Dr Geoff recently went on ITV News to voice his opinion on this study. He would like to clarify his views and review the study properly in the report below:
Seven Portions of Fruit and Veg?
The paper that caused such a media frenzy (1/04/2014) was an epidemiological study which confirmed that people who eat more fruit and vegetables tend to live longer and to be less likely to die of cancer or heart disease within the study period than those who eat less. Most nutritionists, including myself, accept that part of this is due to a direct beneficial effect of eating a diet rich in fruit and vegetables. I agree with the authors’ recommendations that we should all be encouraged to eat more fruit and vegetables.
The group, based at University College London, used data on around 65,000 people collected as part of an official programme (The Health Survey for England) to monitor the health and well-being of the English population including, since 2002, limited aspects of their diet. I consider this to be a good paper of its type; the authors did as good a job as they could with the data that was available to them. The data did have many flaws and limitations as is almost always the case with this sort of epidemiological study using data not specifically collected for the purpose of the project. The method for assessing diet was very limited and crude as were some of the methods used to assess the other characteristics of the subjects. It is all but impossible to get a detailed and accurate picture of what a large group of people normally eat. Many important dietary and other characteristics of the subjects were simply not measured. They used the data that had been collected to relate estimates of fruit and vegetable intake to risk of dying from any cause and specifically from cancer or heart disease.
The main findings
They found that the risk of dying from any cause or specifically from cancer or heart disease decreased progressively with increasing fruit and vegetable consumption. Their highest grouping was people who said that they ate more than 7 portions per day and this group had the lowest death rate. What their analysis also shows is that people who ate the most fruit and vegetables were:
• Less likely to be male
• Less likely to smoke or to have ever smoked
• Less likely to drink excessively i.e. more than twice the recommended level
• Less likely to be in manual occupations
• More likely to have a higher level of education
• Likely to be more active (although activity data was not available for over 60% of the sample).
The people in the 7-a-day category are therefore very different from the people in the less than 1-a-day category. The authors did try to allow for this but the process of correction is imperfect and becomes more imperfect if the population can only be divided up into broad, crude groupings for most measures. What the authors cannot correct for is the many other differences in diet and lifestyle of the groups who ate the most and the least fruit and vegetables because these were simply not recorded. They cannot properly allow for differences in the working and living environment of the groups and the other likely major differences in the diets of the groups. I would confidently predict (educated guess) that compared to the lowest grouping, the group who ate the most fruit and vegetables:
• Ate less cheap processed meats like sausages and pies and ate less economy range ready meals and biscuits
• Ate eat less fat, saturated fat and salt
• Were generally more health conscious and more proactive in their attempts to live and eat healthily
• Were more likely to have access to private health care and take more advantage of screening programmes
• Were less likely to be exposed to all sorts of pollutants at home and at work
• To live in nicer or larger homes in more desirable areas and to have a more pleasant workplace environment
• And so on.
All sorts of nutrition pundits and experts, including myself, have contributed sound-bites and quotations for the media about this study. Some have suggested that the current recommendations of at least 5 portions per day should be raised to 7 or even 10-a-day
Should we go for 7-a-day or more?
It seems extremely premature to start suggesting changes in policy on the basis of one epidemiological study of this type.
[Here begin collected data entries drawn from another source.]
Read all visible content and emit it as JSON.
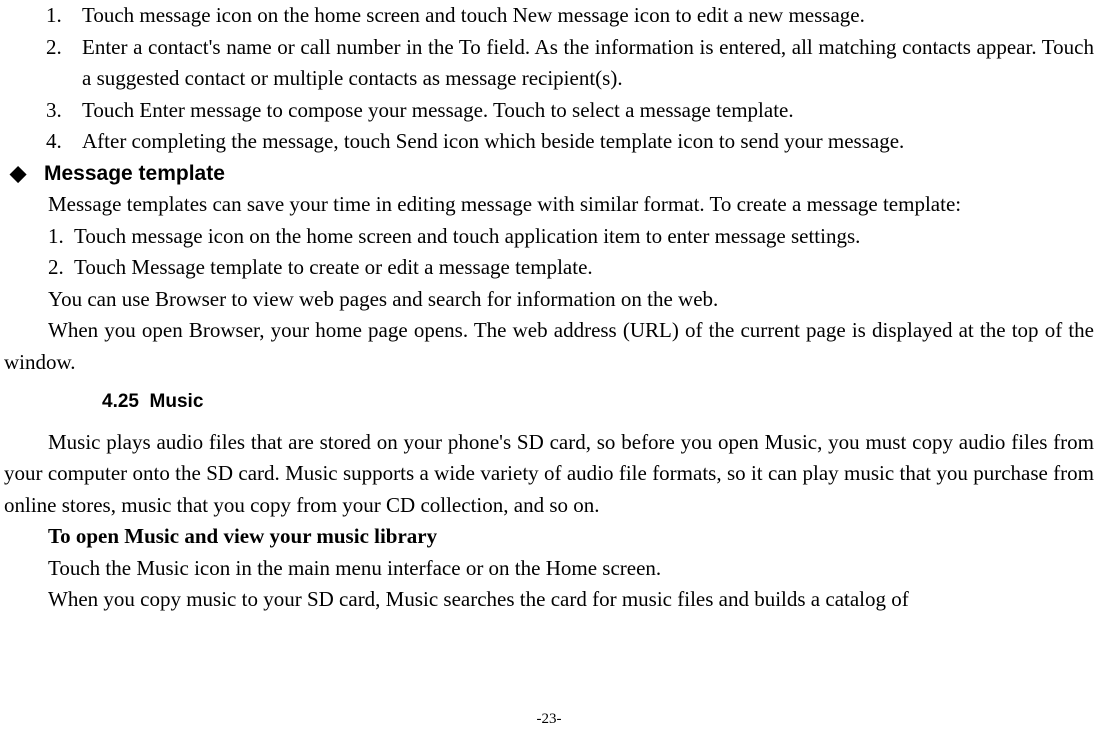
{
  "list1": [
    {
      "num": "1.",
      "text": "Touch message icon on the home screen and touch New message icon to edit a new message."
    },
    {
      "num": "2.",
      "text": "Enter a contact's name or call number in the To field. As the information is entered, all matching contacts appear. Touch a suggested contact or multiple contacts as message recipient(s)."
    },
    {
      "num": "3.",
      "text": "Touch Enter message to compose your message. Touch to select a message template."
    },
    {
      "num": "4.",
      "text": "After completing the message, touch Send icon which beside template icon to send your message."
    }
  ],
  "bullet": {
    "symbol": "◆",
    "label": "Message template"
  },
  "msg_template_intro": "Message templates can save your time in editing message with similar format. To create a message template:",
  "list2": [
    {
      "num": "1.",
      "text": "Touch message icon on the home screen and touch application item to enter message settings."
    },
    {
      "num": "2.",
      "text": "Touch Message template to create or edit a message template."
    }
  ],
  "browser_para1": "You can use Browser to view web pages and search for information on the web.",
  "browser_para2": "When you open Browser, your home page opens. The web address (URL) of the current page is displayed at the top of the window.",
  "heading": {
    "num": "4.25",
    "title": "Music"
  },
  "music_para": "Music plays audio files that are stored on your phone's SD card, so before you open Music, you must copy audio files from your computer onto the SD card. Music supports a wide variety of audio file formats, so it can play music that you purchase from online stores, music that you copy from your CD collection, and so on.",
  "music_subhead": "To open Music and view your music library",
  "music_line1": "Touch the Music icon in the main menu interface or on the Home screen.",
  "music_line2": "When you copy music to your SD card, Music searches the card for music files and builds a catalog of",
  "page_number": "-23-"
}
Less than 10% of the sample ate more than 7-a-day and only 25% reached the current recommended 5 portions per day. A shocking 14% ate less than one portion per day and nearly 30% ate less than 3-a-day. The improvement in mortality was biggest when one went from the lowest category up through the categories to our current recommendation of 5-a-day. The additional benefit of going beyond 7-a-day was relatively small even if one takes the data at face value and ignores the unavoidable flaws with it. We should be focusing upon the bulk of the population who are falling short, often very short, of the current 5-a-day target rather than small and highly speculative benefits for those already meeting these guidelines. If successful, campaigns aimed at achieving increases in the intakes of those in the lowest categories offer hope of the greatest benefit for the greatest number.
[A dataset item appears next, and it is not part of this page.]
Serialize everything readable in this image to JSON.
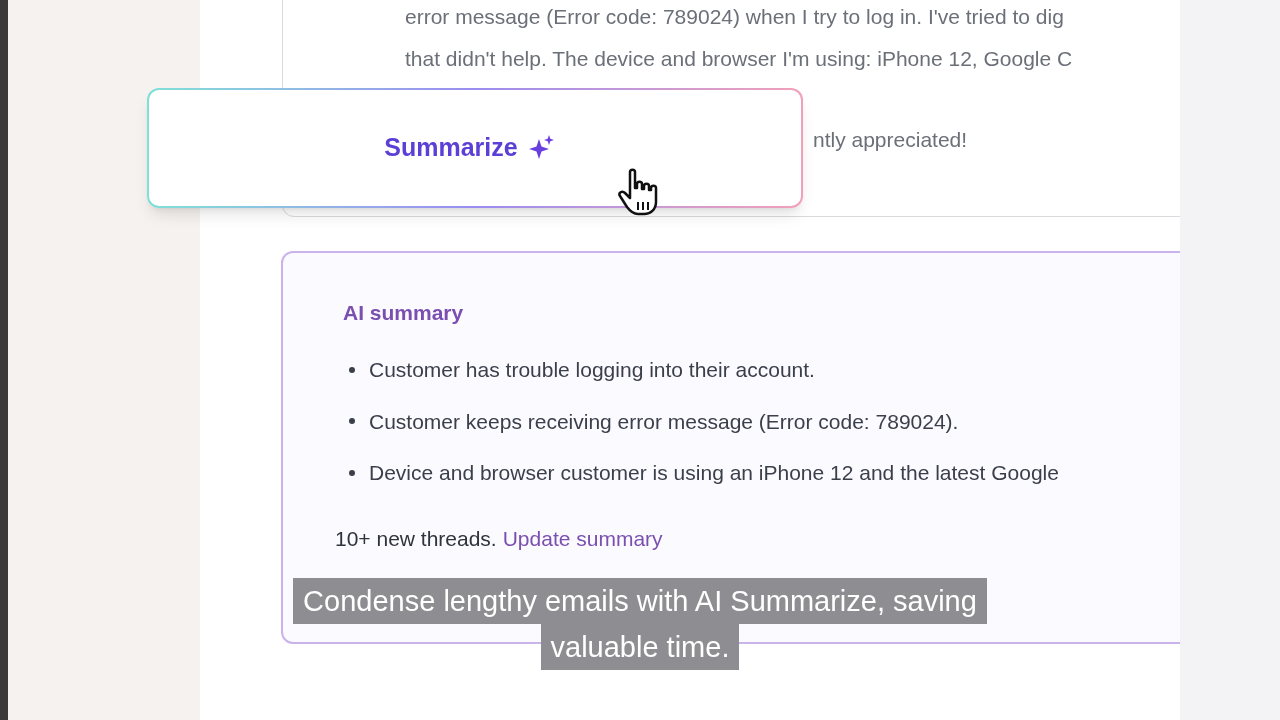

The authors went on to try and assess the benefits of 9 different categories of foods within the broad category of fruit and vegetables. Much has been made in the media of the suggestion that those consuming lots of tinned or frozen fruit had slightly higher overall mortality. I would be reluctant to draw any firm conclusions using this analysis and would certainly not want to make any practical recommendations on the basis of this observation. It is probable that those who chose to or had to eat canned and frozen fruit were very different as a group from those who eat mainly fresh produce.